The opening ceremony of an Olympic or Olympic Winter Games is often one of the earliest events to sell out. But not for Milan Cortina 2026.

The 6 February show, to be held in the famed San Siro Stadium in Milan – which will then be demolished and replaced afterwards – will have the iconic parade of nations, the lighting of the Olympic Flame and performances by American star Mariah Carey, Chinese pianist Lang Lang, famed tenor Andrea Bocelli and more.

But it’s not sold out.

So, now a 2×1 promotion just 15 days before the Games, but only for Category D seats, at the lowest price level – and highest seats – in the 60,000-seat venue. There are four ticket levels posted with none apparently sold out:

€2,026: Category A (~$2,382 U.S.)
€1,400: Category B (~$1,646 U.S.)
€700: Category C (~$823 U.S.)
€260: Category D (~$306 U.S.)

In case you were wondering about hospitality packages, they cost more:

€3,250 for a Category B ticket and lounge access, including a buffet meal.
€8,950 for a Category A ticket and lounge access, including a buffet meal.

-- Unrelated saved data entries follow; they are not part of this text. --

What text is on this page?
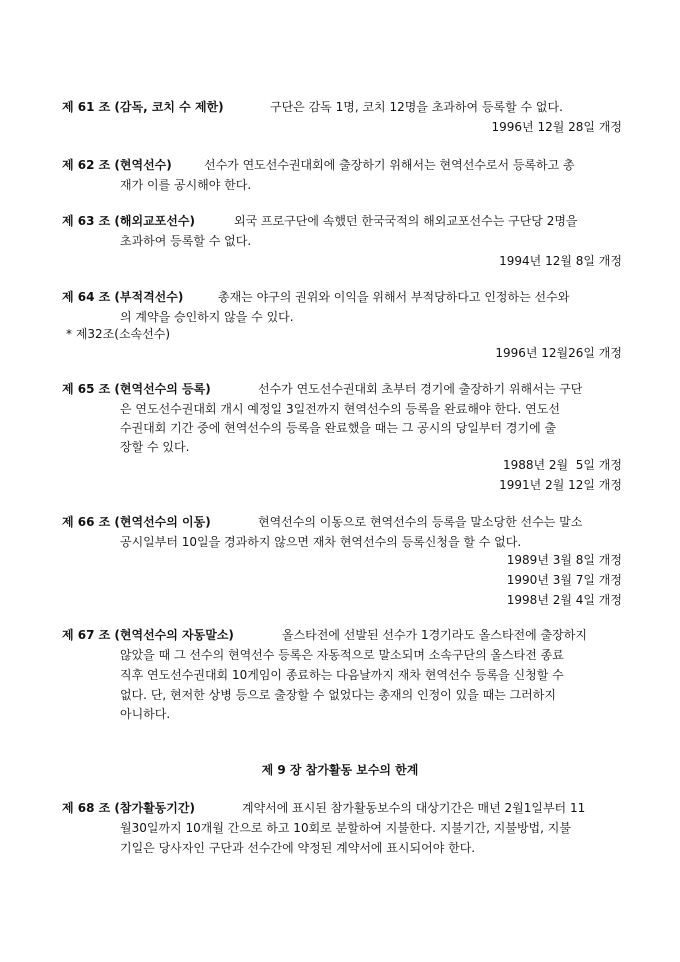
제 61 조 (감독, 코치 수 제한)	구단은 감독 1명, 코치 12명을 초과하여 등록할 수 없다.
1996년 12월 28일 개정
제 62 조 (현역선수)	선수가 연도선수권대회에 출장하기 위해서는 현역선수로서 등록하고 총
재가 이를 공시해야 한다.
제 63 조 (해외교포선수)	외국 프로구단에 속했던 한국국적의 해외교포선수는 구단당 2명을
초과하여 등록할 수 없다.
1994년 12월 8일 개정
제 64 조 (부적격선수)	총재는 야구의 권위와 이익을 위해서 부적당하다고 인정하는 선수와
의 계약을 승인하지 않을 수 있다.
1996년 12월26일 개정
* 제32조(소속선수)
제 65 조 (현역선수의 등록)	선수가 연도선수권대회 초부터 경기에 출장하기 위해서는 구단
은 연도선수권대회 개시 예정일 3일전까지 현역선수의 등록을 완료해야 한다. 연도선
수권대회 기간 중에 현역선수의 등록을 완료했을 때는 그 공시의 당일부터 경기에 출
장할 수 있다.
1988년 2월  5일 개정
1991년 2월 12일 개정
제 66 조 (현역선수의 이동)	현역선수의 이동으로 현역선수의 등록을 말소당한 선수는 말소
공시일부터 10일을 경과하지 않으면 재차 현역선수의 등록신청을 할 수 없다.
1989년 3월 8일 개정
1990년 3월 7일 개정
1998년 2월 4일 개정
제 67 조 (현역선수의 자동말소)	올스타전에 선발된 선수가 1경기라도 올스타전에 출장하지
않았을 때 그 선수의 현역선수 등록은 자동적으로 말소되며 소속구단의 올스타전 종료
직후 연도선수권대회 10게임이 종료하는 다음날까지 재차 현역선수 등록을 신청할 수
없다. 단, 현저한 상병 등으로 출장할 수 없었다는 총재의 인정이 있을 때는 그러하지
아니하다.
제 9 장 참가활동 보수의 한계
제 68 조 (참가활동기간)	계약서에 표시된 참가활동보수의 대상기간은 매년 2월1일부터 11
월30일까지 10개월 간으로 하고 10회로 분할하여 지불한다. 지불기간, 지불방법, 지불
기일은 당사자인 구단과 선수간에 약정된 계약서에 표시되어야 한다.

The Milan Cortina ceremony will be historically unique in that the San Siro show will integrate live feeds from three mountain locations in which aspects of the ceremony – including an athlete march – will take place. No indication was given about how many San Siro tickets have been sold so far (and how many are left).

The organizing committee statement emphasizes:

“Being there means experiencing the greatest live show in the world, sharing an unforgettable emotion and becoming part of a moment that will remain in collective memory forever.”

Apparently, not enough people are convinced. At least not yet.